The revolving loans bear interest, at the Company’s option, at the base rate plus a spread of 0.125% to 0.50%, an adjusted daily simple SOFR rate (or SONIA rate in the case of loans denominated in pounds sterling) plus a spread of 1.125% to 1.50%, or an adjusted term SOFR or adjusted EURIBOR rate (based on one, three or six-month interest periods) plus a spread of 1.125% to 1.50%, in each case, with such spread being determined based on the credit ratings for certain of the Company’s senior, unsecured debt.
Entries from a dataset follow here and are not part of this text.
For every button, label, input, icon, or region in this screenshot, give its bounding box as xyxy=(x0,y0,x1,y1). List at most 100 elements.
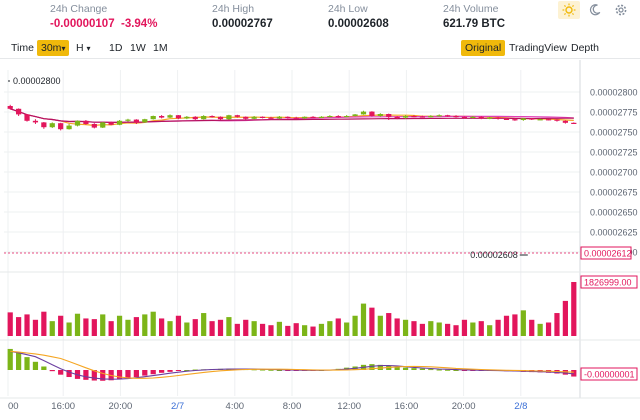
candle-body xyxy=(529,118,535,120)
volume-bar xyxy=(512,314,518,336)
macd-histogram-bar xyxy=(91,370,97,381)
x-tick-label: 16:00 xyxy=(51,401,75,412)
volume-bar xyxy=(562,300,568,336)
chart-axes: 0.00002800 0.00002775 0.00002750 0.00002725… xyxy=(0,60,640,412)
interval-1m-button[interactable]: 1M xyxy=(153,42,168,54)
interval-1d-button[interactable]: 1D xyxy=(109,42,123,54)
candle-body xyxy=(495,117,501,119)
stats-bar: 24h Change -0.00000107 -3.94% 24h High 0… xyxy=(0,0,640,36)
candle-body xyxy=(49,123,55,128)
volume-bar xyxy=(520,310,526,336)
macd-histogram-bar xyxy=(402,367,409,370)
candle-body xyxy=(419,116,425,118)
macd-histogram-bar xyxy=(184,370,190,371)
volume-axis-tag xyxy=(580,275,638,289)
candle-body xyxy=(545,119,552,121)
candle-body xyxy=(133,119,139,123)
time-button[interactable]: Time xyxy=(11,42,34,54)
candle-body xyxy=(445,115,451,117)
candle-body xyxy=(344,116,350,118)
macd-histogram-bar xyxy=(16,352,22,370)
candle-body xyxy=(293,117,299,119)
candle-body xyxy=(192,116,198,120)
volume-bar xyxy=(545,322,552,336)
volume-bar xyxy=(285,325,291,336)
volume-bar xyxy=(226,317,232,336)
candle-body xyxy=(74,120,81,126)
stat-label: 24h Low xyxy=(328,3,368,15)
y-tick-label: 0.00002750 xyxy=(590,128,638,138)
volume-bar xyxy=(571,282,577,336)
volume-bar xyxy=(461,319,468,336)
volume-bar xyxy=(335,318,341,336)
y-tick-label: 0.00002725 xyxy=(590,148,638,158)
volume-bar xyxy=(16,317,22,336)
volume-bar xyxy=(91,319,97,336)
chevron-down-icon: ▾ xyxy=(61,44,66,53)
x-tick-label: 8:00 xyxy=(283,401,302,412)
candle-body xyxy=(487,117,493,119)
volume-bar xyxy=(66,322,72,336)
volume-bar xyxy=(24,314,30,336)
candle-body xyxy=(537,119,543,121)
macd-histogram-bar xyxy=(32,361,39,370)
original-view-button[interactable]: Original xyxy=(461,40,506,56)
sun-icon[interactable] xyxy=(558,1,580,19)
gear-icon[interactable] xyxy=(610,1,632,19)
volume-bar xyxy=(74,313,81,336)
chevron-down-icon: ▾ xyxy=(86,44,91,53)
volume-bar xyxy=(419,323,425,336)
candle-body xyxy=(302,116,308,119)
interval-30m-button[interactable]: 30m▾ xyxy=(37,40,70,56)
macd-histogram-bar xyxy=(167,370,173,372)
macd-histogram-bar xyxy=(175,370,182,371)
volume-bar xyxy=(243,319,249,336)
candle-body xyxy=(520,118,526,120)
volume-bar xyxy=(58,315,64,336)
volume-series xyxy=(7,282,577,336)
y-tick-label: 0.00002775 xyxy=(590,108,638,118)
y-tick-label: 0.00002650 xyxy=(590,208,638,218)
candle-body xyxy=(116,120,123,125)
volume-bar xyxy=(386,313,392,336)
interval-hour-button[interactable]: H ▾ xyxy=(76,42,91,54)
candle-body xyxy=(16,108,22,115)
macd-histogram-bar xyxy=(436,369,442,371)
macd-histogram-bar xyxy=(394,366,400,370)
macd-histogram-bar xyxy=(41,366,47,370)
moon-icon[interactable] xyxy=(584,1,606,19)
depth-button[interactable]: Depth xyxy=(571,42,600,54)
candle-body xyxy=(268,117,274,119)
macd-histogram-bar xyxy=(285,370,291,371)
candle-body xyxy=(58,123,64,130)
candle-body xyxy=(478,116,484,119)
candle-body xyxy=(512,119,518,121)
candle-body xyxy=(360,111,367,115)
candle-body xyxy=(251,116,257,119)
candle-body xyxy=(470,116,476,118)
volume-bar xyxy=(251,321,257,336)
low-price-label: 0.00002608 xyxy=(470,250,518,260)
macd-series xyxy=(7,348,577,381)
candle-body xyxy=(453,116,459,118)
price-chart[interactable]: 0.00002800 0.00002775 0.00002750 0.00002725… xyxy=(0,60,640,420)
stat-value: 0.00002608 xyxy=(328,18,389,30)
macd-histogram-bar xyxy=(142,370,148,376)
candle-body xyxy=(159,116,165,118)
y-tick-label: 0.00002700 xyxy=(590,168,638,178)
volume-bar xyxy=(133,317,139,336)
macd-histogram-bar xyxy=(116,370,123,380)
tradingview-button[interactable]: TradingView xyxy=(509,42,567,54)
volume-bar xyxy=(402,319,409,336)
volume-bar xyxy=(554,313,560,336)
volume-bar xyxy=(41,311,47,336)
candle-body xyxy=(402,116,409,118)
candle-body xyxy=(503,118,510,120)
candle-body xyxy=(276,116,282,119)
volume-bar xyxy=(268,325,274,336)
macd-histogram-bar xyxy=(49,370,55,372)
candle-body xyxy=(436,115,442,117)
interval-1w-button[interactable]: 1W xyxy=(130,42,146,54)
volume-bar xyxy=(529,319,535,336)
candle-body xyxy=(100,122,106,128)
The base rate means the highest of the prime rate, the federal funds rate plus a margin equal to 0.50% and the adjusted term SOFR rate for a 1-month interest period plus a margin equal to 1.00%. Interest is due and payable in arrears quarterly for loans bearing interest at the base rate and at the end of an interest period (or at each three-month interval in the case of loans with interest periods greater than three months) in the case of loans bearing interest at the adjusted term SOFR or adjusted EURIBOR rates.
The Company's obligations under the Credit Agreement are guaranteed by certain of its subsidiaries meeting materiality thresholds. The Credit Agreement contains customary affirmative and negative covenants, including covenants that limit or restrict the Company and its subsidiaries' ability to, among other things, incur subsidiary indebtedness, grant liens, merge or consolidate, dispose of substantially all assets, make investments, make acquisitions, enter into certain transactions with affiliates, pay dividends or make distributions, repurchase stock, enter into restrictive agreements, in each case subject to customary exceptions for a credit facility of this size and type. The Company is also required to maintain compliance with a total leverage ratio and an interest coverage ratio, all measured quarterly and calculated on a consolidated basis. As of December 31, 2021, the Company was in compliance with these financial covenants.